Illustration of the Master Motor Map framework
The kinematic model of MMM is expanded with statistic/anthropomorphic data, such as: segment properties (e.g., length, mass, etc.) defined as a function of global parameters (e.g., body height, weight). These data have been discovered and verified by various researchers, including Winter [38]. It is made by setting a maximum number of DoF that might be used by any visualization, recognition, or reproduction module.
The body model of MMM based on Winter's biomechanical model can be seen in the left-hand illustration in Figure 5. It contains some joints, such as the clavicula, which are usually not implemented in humanoid robots. A conversion module is necessary to perform a transformation between this kinematic model and ARMAR-IIIb kinematic model, in the right-hand illustration in Figure 5.

Body model of Master Motor Map and ARMAR-IIIb configuration
The converter we used [48] is a module that was created for making imitation learning tasks easier.
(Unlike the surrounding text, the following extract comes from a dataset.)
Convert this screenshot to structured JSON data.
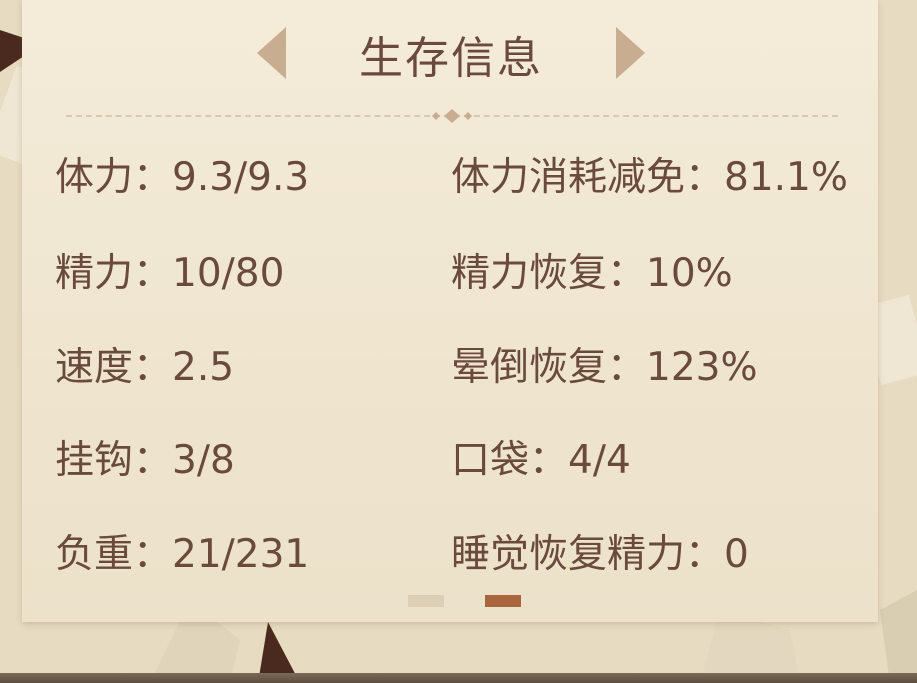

It is based on nonlinear optimization to maximize the similarity between the demonstrated human movement and the imitation by the robot. The simplest and ideal way to reproduce a movement from given joint angles would consist in a one-to-one mapping between an observed human subject and the robot. However, due to the differences in the kinematic structures of a human and the robot (such as measurements of joints and limb), one-to-one mapping can hardly show acceptable results in terms of a human-like appearance of the reproduced movement. In this converter, this problem is addressed by applying a post-processing procedure in joint angle space.
In two stages, the joint angles, given in the MMM format, are optimized concerning the tool centre point position and the kinematic structure of the robot through a non-linear algorithm. A feasible solution is estimated by using the joint configuration of the MMM model on the robot, which serves as an initial solution for a further optimization step. This ensures human-like motion in the robot.
The MMM framework is mainly used for humanoid robots and has a high support for every kind of human-like robot. Using human-like robots, transfer rules can be defined,
which can convert human motion from the MMM reference model to the robot. This can be either the whole body motion of the human or only parts of it, for example only the upper body or only the right arm. A non-human-like robot model with an arbitrary number of DoFs is also supported, however it may not be possible to find a good conversion from the MMM reference model to that specific robot. In that case, however, the motion representation parts of the framework can be used nevertheless.
After programming the postures directly on the MMM model (Figure 6), they were processed by the converter. As mentioned previously, the human model contains many joints, such as the pelvis and clavicula, which are not present in the robot configuration: for instance, ARMAR cannot bend forward (for taking a bow). As there is no direct one-to-one correspondence in the joint, the conversion was not trivial.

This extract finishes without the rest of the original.